Dominik Goncalves dos Reis – Peter left the band directly before we started with the songwriting for the new record. Usually the both of us prepared demos/songs at home, worked on new riffs etc.

So, this time was a bit different because there was no Peter or even a second guitar player. I worked pretty close with our drummer for this one.

I wrote and prepared the songs at home and afterwards we exchanged ideas about the drumming and rhythm. So in the end this change didn’t really influence the album work that much. When Marco joined the band the record was already written.

But, it is great to have him on board. The connection between the four of us fits and that is the most important thing! You don’t wanna hang around in a van with a guy you can’t stand.

TBS – One of the benefits of technology is that a band has the ability to connect and create as a unit without having to share the same space, or even the same country. However, many bands who enjoy this benefit also state that it’s very difficult to tour, rehearse, or even bond when they’re “geographically challenged.” With part of the band based in Europe and another part in the U.S., do you find you have this difficulty?

DGdR – The internet is definitely making things like this super easy.

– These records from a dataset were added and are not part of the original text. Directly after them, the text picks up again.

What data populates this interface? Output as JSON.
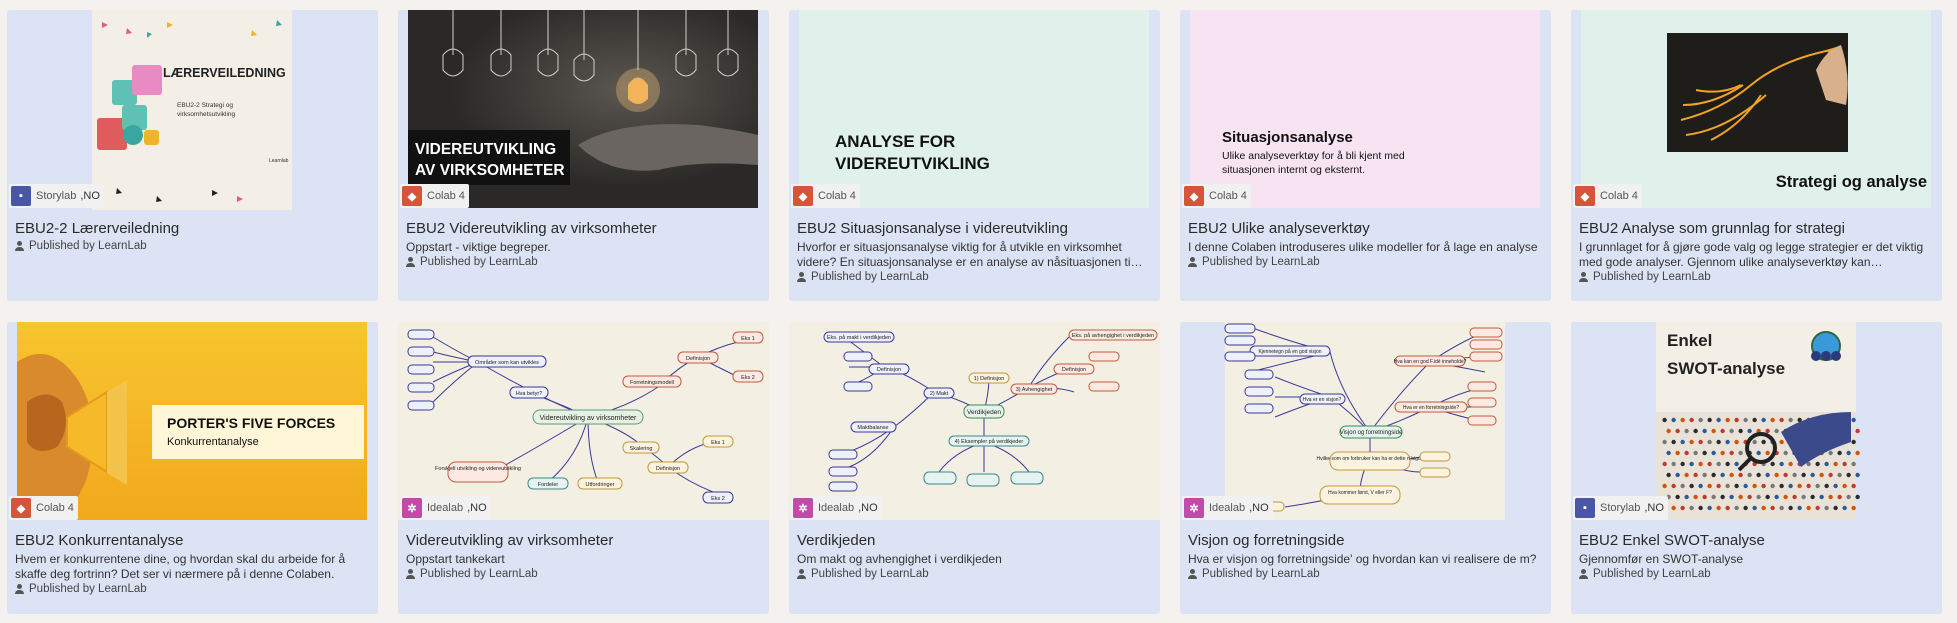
{
  "published_label": "Published by LearnLab",
  "cards": [
    {
      "title": "EBU2-2 Lærerveiledning",
      "desc": "",
      "tag": "Storylab",
      "lang": ",NO",
      "thumb": {
        "heading": "LÆRERVEILEDNING",
        "sub1": "EBU2-2 Strategi og",
        "sub2": "virksomhetsutvikling",
        "brand": "Learnlab"
      }
    },
    {
      "title": "EBU2 Videreutvikling av virksomheter",
      "desc": "Oppstart - viktige begreper.",
      "tag": "Colab 4",
      "lang": "",
      "thumb": {
        "line1": "VIDEREUTVIKLING",
        "line2": "AV VIRKSOMHETER"
      }
    },
    {
      "title": "EBU2 Situasjonsanalyse i videreutvikling",
      "desc": "Hvorfor er situasjonsanalyse viktig for å utvikle en virksomhet videre? En situasjonsanalyse er en analyse av nåsituasjonen ti…",
      "tag": "Colab 4",
      "lang": "",
      "thumb": {
        "line1": "ANALYSE FOR",
        "line2": "VIDEREUTVIKLING"
      }
    },
    {
      "title": "EBU2 Ulike analyseverktøy",
      "desc": "I denne Colaben introduseres ulike modeller for å lage en analyse",
      "tag": "Colab 4",
      "lang": "",
      "thumb": {
        "heading": "Situasjonsanalyse",
        "sub1": "Ulike analyseverktøy for å bli kjent med",
        "sub2": "situasjonen internt og eksternt."
      }
    },
    {
      "title": "EBU2 Analyse som grunnlag for strategi",
      "desc": "I grunnlaget for å gjøre gode valg og legge strategier er det viktig med gode analyser. Gjennom ulike analyseverktøy kan…",
      "tag": "Colab 4",
      "lang": "",
      "thumb": {
        "heading": "Strategi og analyse"
      }
    },
    {
      "title": "EBU2 Konkurrentanalyse",
      "desc": "Hvem er konkurrentene dine, og hvordan skal du arbeide for å skaffe deg fortrinn? Det ser vi nærmere på i denne Colaben.",
      "tag": "Colab 4",
      "lang": "",
      "thumb": {
        "heading": "PORTER'S FIVE FORCES",
        "sub1": "Konkurrentanalyse"
      }
    },
    {
      "title": "Videreutvikling av virksomheter",
      "desc": "Oppstart tankekart",
      "tag": "Idealab",
      "lang": ",NO",
      "thumb": {
        "center": "Videreutvikling av virksomheter",
        "n1": "Områder som kan utvikles",
        "n2": "Hva betyr?",
        "n3": "Forretningsmodell",
        "n4": "Definisjon",
        "n5": "Eks 1",
        "n6": "Eks 2",
        "n7": "Forskjell utvikling og videreutvikling",
        "n8": "Fordeler",
        "n9": "Utfordringer",
        "n10": "Skalering",
        "n11": "Definisjon",
        "n12": "Eks 1",
        "n13": "Eks 2"
      }
    },
    {
      "title": "Verdikjeden",
      "desc": "Om makt og avhengighet i verdikjeden",
      "tag": "Idealab",
      "lang": ",NO",
      "thumb": {
        "center": "Verdikjeden",
        "n1": "Eks. på makt i verdikjeden",
        "n2": "Definisjon",
        "n3": "2) Makt",
        "n4": "1) Definisjon",
        "n5": "3) Avhengighet",
        "n6": "Eks. på avhengighet i verdikjeden",
        "n7": "Definisjon",
        "n8": "4) Eksempler på verdikjeder",
        "n9": "Maktbalanse"
      }
    },
    {
      "title": "Visjon og forretningside",
      "desc": "Hva er visjon og forretningside' og hvordan kan vi realisere de m?",
      "tag": "Idealab",
      "lang": ",NO",
      "thumb": {
        "center": "Visjon og forretningside",
        "n1": "Kjennetegn på en god visjon",
        "n2": "Hva er en visjon?",
        "n3": "Hva kan en god F.idé inneholde?",
        "n4": "Hva er en forretningside?",
        "n5": "Hvilke som om forbruker kan ha er dette rt bigd?",
        "n6": "Hva kommer først, V eller F?"
      }
    },
    {
      "title": "EBU2 Enkel SWOT-analyse",
      "desc": "Gjennomfør en SWOT-analyse",
      "tag": "Storylab",
      "lang": ",NO",
      "thumb": {
        "line1": "Enkel",
        "line2": "SWOT-analyse"
      }
    }
  ]
}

You are always connected, you are able to exchange ideas without any bigger problems. But of course there is still the distance. We also don’t rehearse or see each other that often when we are not on the road. Single shows on the weekend are tricky but touring is no big thing at all. The same like for every other band — you just have to be organized.

On the other hand, the distance keeps things fresh because we don’t see each other that often which is a big plus when you are touring a lot.

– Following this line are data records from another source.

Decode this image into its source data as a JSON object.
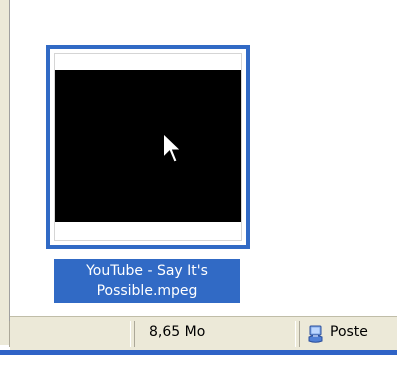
{
  "file": {
    "name": "YouTube - Say It's Possible.mpeg",
    "label_line1": "YouTube - Say It's",
    "label_line2": "Possible.mpeg",
    "selected": true
  },
  "status_bar": {
    "size": "8,65 Mo",
    "zone_label": "Poste",
    "zone_icon": "computer-icon"
  },
  "colors": {
    "selection": "#316ac5",
    "statusbar_bg": "#ece9d8",
    "video": "#000000"
  }
}
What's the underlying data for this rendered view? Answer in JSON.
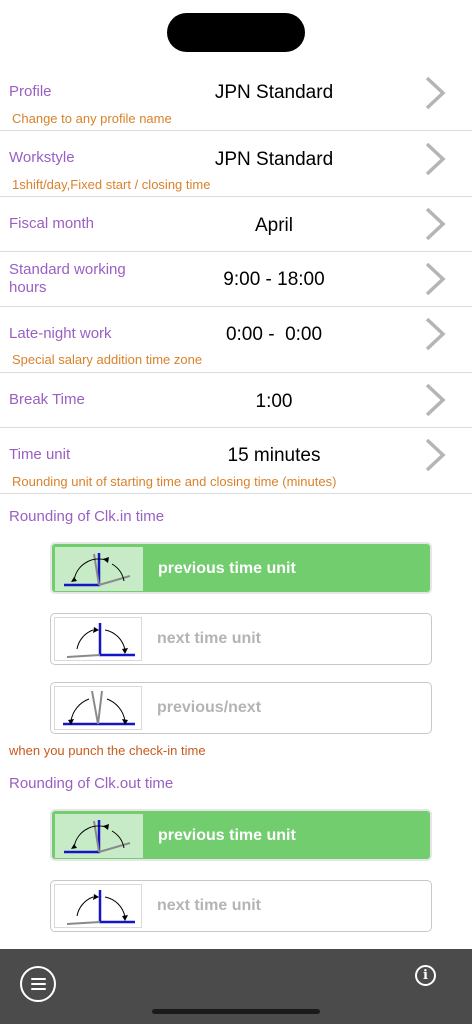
{
  "rows": [
    {
      "label": "Profile",
      "value": "JPN Standard",
      "sub": "Change to any profile name"
    },
    {
      "label": "Workstyle",
      "value": "JPN Standard",
      "sub": "1shift/day,Fixed start / closing time"
    },
    {
      "label": "Fiscal month",
      "value": "April",
      "sub": ""
    },
    {
      "label": "Standard working hours",
      "value": "9:00 - 18:00",
      "sub": ""
    },
    {
      "label": "Late-night work",
      "value": "0:00 -  0:00",
      "sub": "Special salary addition time zone"
    },
    {
      "label": "Break Time",
      "value": "1:00",
      "sub": ""
    },
    {
      "label": "Time unit",
      "value": "15 minutes",
      "sub": "Rounding unit of starting time and closing time (minutes)"
    }
  ],
  "clock_in": {
    "title": "Rounding of Clk.in time",
    "options": [
      "previous time unit",
      "next time unit",
      "previous/next"
    ],
    "selected": "previous time unit",
    "note": "when you punch the check-in time"
  },
  "clock_out": {
    "title": "Rounding of Clk.out time",
    "options": [
      "previous time unit",
      "next time unit"
    ],
    "selected": "previous time unit"
  },
  "icons": {
    "chevron": "chevron-right-icon",
    "menu": "menu-icon",
    "info": "info-icon"
  },
  "colors": {
    "label": "#9a5fc4",
    "subtext": "#d9822b",
    "selected_green": "#72cd6f",
    "bottom_bar": "#4b4b4b"
  }
}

We know each other for so many years now that I really don’t see a problem in this at all. Of course this might be a bit more tricky for someone who joined a band or whatever. To become part of it without seeing each other that often. But, I don’t see any of these problems in our case.

TBS – I found it very fascinating when Atrophy was described as a “constant dialogue between life and death in which each and everyone is caught day by day” From what perspective did you dramatize the concept? Are you using characterization, personification…? Please explain how the music will illustrate this abstract.

DGdR – Usually before i start writing lyrics I always think about a concept and a direction for an album. I prefer records with a red thread where the songs are connected and everything is coming together as one.

I’m definitely a person thinking and questioning way too much which can be pretty annoying from time to time but at least it is helpful for writing lyrics.

As soon as there is a concept, I start writing. Usually I try to write down a story while inside my head it is looking like there is a movie going on and I got some tickets for the first row.

TBS – Downfall is a shadow-based construct. What benefits do you see in the dystopic arts? How do you feel they affect the audience? Do you believe they can have a positive aspect on a community?

DGdR – In my opinion this kind of music is supposed to deal with the more dark aspects of living. Singing about sunshine and lollipops just wouldn’t feel right.

Music always have been some kind of ‘therapy’ for a lot of people, delivering useful energy and emotions.
There is definitely a positive aspect on this. Music gives you the chance to break free from your daily routine and escape into your own world. Music has a lot of power and is definitely able to have an impact on a lot of things!

TBS – There have been some changes since 2008. What was the initial vision of the band? Has that vision changed in any way since?

downfall21DGdR – Not really. The vision was always to create that kind of music and art that makes us feel comfortable; release records and hit the road.

Of course our music did change in all of these years and we don’t sound nowadays like we did eight years ago. But, that’s a pretty natural progress as musicians and as people.

There is nothing worse than getting stuck.

6 – What do you hope Atrophy will inspire?

DGdR – I don’t know…as long as people can read something into the lines of Atrophy, I’m satisfied.